くらし しかりべつ湖

◆苔の森
日差しが照りつけ、じりじりと暑い日。やはり、何日かはこのような日がないと夏が来たと感じられません。四季のある国で生まれ育つと季節を肌で感じないと気が休まらないですね。
とはいえ、摂氏30度ともなると汗が滝のように出てきて登山などは苦行の様相を呈してきます。そのような時、然別湖には避暑をとれる場所、風穴があります。然別湖の南側、駒止湖周辺、天望山、白雲山、東ヌプカウシヌプリの山腹に点在しています。岩と岩の隙間から冷気が弱風で吹き出し、火照った身体にひと時の涼をもたらしてくれます。「生き返る」という言葉がしっくりくる程に気分転換ができ、また元気よく歩を進めることができます。
風穴のある場所は辺りもひんやりとしていて、岩の上にはびっしりと苔が覆っています。風穴の周囲は冷風で空気が冷やされ湿っぽくなっているため、苔が生活しやすい環境です。この苔ですがじっくり観察すると狭い範囲だけ見ても実に多くの種類の苔が生えているのが分かり、面白い世界が広がっています。葉の部分の形がダチョウの羽根のような形をしている苔、杉の葉に似ている苔と姿や形がさまざまで小さな木のような姿の苔もあります。
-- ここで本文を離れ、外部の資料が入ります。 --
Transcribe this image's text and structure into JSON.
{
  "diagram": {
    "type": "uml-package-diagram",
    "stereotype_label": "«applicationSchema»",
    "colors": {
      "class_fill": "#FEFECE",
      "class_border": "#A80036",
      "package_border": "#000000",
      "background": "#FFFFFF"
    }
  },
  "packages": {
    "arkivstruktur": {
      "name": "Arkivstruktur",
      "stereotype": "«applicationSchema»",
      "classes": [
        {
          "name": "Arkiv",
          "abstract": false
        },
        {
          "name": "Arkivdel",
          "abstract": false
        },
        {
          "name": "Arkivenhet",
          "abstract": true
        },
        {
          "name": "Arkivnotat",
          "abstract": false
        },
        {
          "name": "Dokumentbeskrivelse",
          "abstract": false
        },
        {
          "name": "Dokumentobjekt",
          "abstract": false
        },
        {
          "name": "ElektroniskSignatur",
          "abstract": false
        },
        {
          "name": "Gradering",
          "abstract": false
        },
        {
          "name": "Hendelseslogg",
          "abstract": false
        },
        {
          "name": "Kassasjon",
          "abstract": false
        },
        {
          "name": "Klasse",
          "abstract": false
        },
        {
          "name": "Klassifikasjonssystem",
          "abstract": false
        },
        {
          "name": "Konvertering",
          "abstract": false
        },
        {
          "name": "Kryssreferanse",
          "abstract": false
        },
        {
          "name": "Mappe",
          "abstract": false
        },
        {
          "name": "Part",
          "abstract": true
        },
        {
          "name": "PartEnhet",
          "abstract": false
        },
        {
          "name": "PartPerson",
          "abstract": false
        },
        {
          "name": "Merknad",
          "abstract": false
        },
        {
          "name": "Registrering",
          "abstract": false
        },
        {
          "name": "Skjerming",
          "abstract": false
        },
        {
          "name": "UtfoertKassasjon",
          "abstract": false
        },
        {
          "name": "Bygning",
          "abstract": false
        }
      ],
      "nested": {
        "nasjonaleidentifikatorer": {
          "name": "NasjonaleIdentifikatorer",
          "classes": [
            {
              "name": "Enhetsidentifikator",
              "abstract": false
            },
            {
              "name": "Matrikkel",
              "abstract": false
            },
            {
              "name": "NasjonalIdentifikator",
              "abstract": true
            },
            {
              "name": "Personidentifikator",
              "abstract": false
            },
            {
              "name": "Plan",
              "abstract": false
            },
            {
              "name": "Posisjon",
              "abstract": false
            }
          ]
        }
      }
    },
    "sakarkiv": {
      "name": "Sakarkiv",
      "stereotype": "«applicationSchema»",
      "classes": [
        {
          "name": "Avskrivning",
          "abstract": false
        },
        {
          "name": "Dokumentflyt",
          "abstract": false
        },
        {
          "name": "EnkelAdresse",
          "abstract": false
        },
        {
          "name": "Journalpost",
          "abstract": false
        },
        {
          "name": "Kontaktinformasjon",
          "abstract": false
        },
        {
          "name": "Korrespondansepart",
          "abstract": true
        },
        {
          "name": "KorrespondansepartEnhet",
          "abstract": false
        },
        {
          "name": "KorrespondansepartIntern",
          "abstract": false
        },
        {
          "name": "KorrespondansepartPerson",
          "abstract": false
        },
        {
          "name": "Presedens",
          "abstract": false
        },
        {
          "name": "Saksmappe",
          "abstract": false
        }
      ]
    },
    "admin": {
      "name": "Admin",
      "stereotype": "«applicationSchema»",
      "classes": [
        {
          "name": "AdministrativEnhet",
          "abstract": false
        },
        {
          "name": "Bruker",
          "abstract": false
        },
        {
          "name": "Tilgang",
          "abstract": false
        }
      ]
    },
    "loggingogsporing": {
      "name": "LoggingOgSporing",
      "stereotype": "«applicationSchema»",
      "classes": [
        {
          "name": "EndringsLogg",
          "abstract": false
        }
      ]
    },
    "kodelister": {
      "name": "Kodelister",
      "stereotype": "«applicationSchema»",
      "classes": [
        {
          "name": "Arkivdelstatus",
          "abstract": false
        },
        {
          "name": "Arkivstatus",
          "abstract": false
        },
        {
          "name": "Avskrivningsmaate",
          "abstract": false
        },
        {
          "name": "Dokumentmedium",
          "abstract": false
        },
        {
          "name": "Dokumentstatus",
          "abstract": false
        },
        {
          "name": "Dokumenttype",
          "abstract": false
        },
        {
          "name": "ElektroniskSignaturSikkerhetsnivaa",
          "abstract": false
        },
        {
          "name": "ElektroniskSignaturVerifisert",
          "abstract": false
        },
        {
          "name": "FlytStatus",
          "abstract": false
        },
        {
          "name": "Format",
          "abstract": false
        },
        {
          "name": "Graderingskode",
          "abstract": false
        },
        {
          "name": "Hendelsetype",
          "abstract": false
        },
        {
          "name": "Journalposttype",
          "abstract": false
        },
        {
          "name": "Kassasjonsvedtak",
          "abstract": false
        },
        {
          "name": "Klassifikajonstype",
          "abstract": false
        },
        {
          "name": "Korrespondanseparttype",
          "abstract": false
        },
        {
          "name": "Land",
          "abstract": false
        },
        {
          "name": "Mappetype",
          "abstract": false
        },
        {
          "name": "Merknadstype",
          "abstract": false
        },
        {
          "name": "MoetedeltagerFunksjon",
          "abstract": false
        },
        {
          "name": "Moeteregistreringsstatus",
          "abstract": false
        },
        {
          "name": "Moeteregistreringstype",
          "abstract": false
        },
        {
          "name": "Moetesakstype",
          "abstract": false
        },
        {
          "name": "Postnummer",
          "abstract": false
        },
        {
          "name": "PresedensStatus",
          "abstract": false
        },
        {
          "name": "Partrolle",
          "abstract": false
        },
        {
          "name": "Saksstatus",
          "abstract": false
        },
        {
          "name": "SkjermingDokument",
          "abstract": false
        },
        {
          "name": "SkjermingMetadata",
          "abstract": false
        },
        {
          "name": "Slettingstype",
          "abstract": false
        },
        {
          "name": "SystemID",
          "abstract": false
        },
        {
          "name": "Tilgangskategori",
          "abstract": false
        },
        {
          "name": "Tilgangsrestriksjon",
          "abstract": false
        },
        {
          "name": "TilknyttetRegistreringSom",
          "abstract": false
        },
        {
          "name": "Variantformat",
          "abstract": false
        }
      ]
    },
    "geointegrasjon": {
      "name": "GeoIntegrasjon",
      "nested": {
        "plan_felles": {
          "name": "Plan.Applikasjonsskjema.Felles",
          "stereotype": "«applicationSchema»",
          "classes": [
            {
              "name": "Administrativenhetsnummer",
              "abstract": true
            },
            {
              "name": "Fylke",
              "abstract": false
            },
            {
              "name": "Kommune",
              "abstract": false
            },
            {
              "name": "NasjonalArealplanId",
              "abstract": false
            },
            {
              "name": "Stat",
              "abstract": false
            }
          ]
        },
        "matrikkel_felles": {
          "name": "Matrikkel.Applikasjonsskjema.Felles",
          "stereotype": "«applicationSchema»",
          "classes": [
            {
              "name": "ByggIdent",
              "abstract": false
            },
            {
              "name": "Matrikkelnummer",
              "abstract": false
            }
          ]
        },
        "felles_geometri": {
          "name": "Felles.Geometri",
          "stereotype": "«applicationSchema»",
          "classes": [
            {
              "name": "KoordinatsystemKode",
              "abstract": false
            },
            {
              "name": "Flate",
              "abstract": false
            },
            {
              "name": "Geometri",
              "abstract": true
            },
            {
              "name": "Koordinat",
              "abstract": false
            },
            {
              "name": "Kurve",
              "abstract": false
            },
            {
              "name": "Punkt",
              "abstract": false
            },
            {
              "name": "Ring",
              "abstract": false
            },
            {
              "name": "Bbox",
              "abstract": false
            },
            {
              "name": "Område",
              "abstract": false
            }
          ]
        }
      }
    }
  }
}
また、胞子を飛ばす蒴という器官が、細い柄からまん丸のやとんがり帽子を被ったようなものなど形がユニークで繊細でもあり、なんとも可愛らしいのです。標高ごとに苔の種類も変化があり、登山をしながら観察するのもお勧めです。とても小さな世界なのでルーペを使うと観察しやすいでしょう。苔というと緑色のものが多いですが、白いの赤いの、黄緑、濃い緑とカラフルで目を楽しませてくれます。がれ場などではこの苔たちとエゾナキウサギやエゾシマリスの組み合わせが実に長閑な景色です。長い年月をかけて成長した苔は厚みもあり、雨上がりの時には手で軽く触れると触り心地は最高級のマットみたいにふわふわです。風穴が育む苔の世界、風穴の近くで休憩しながら、目線を落とし、苔を観察することをお勧めします。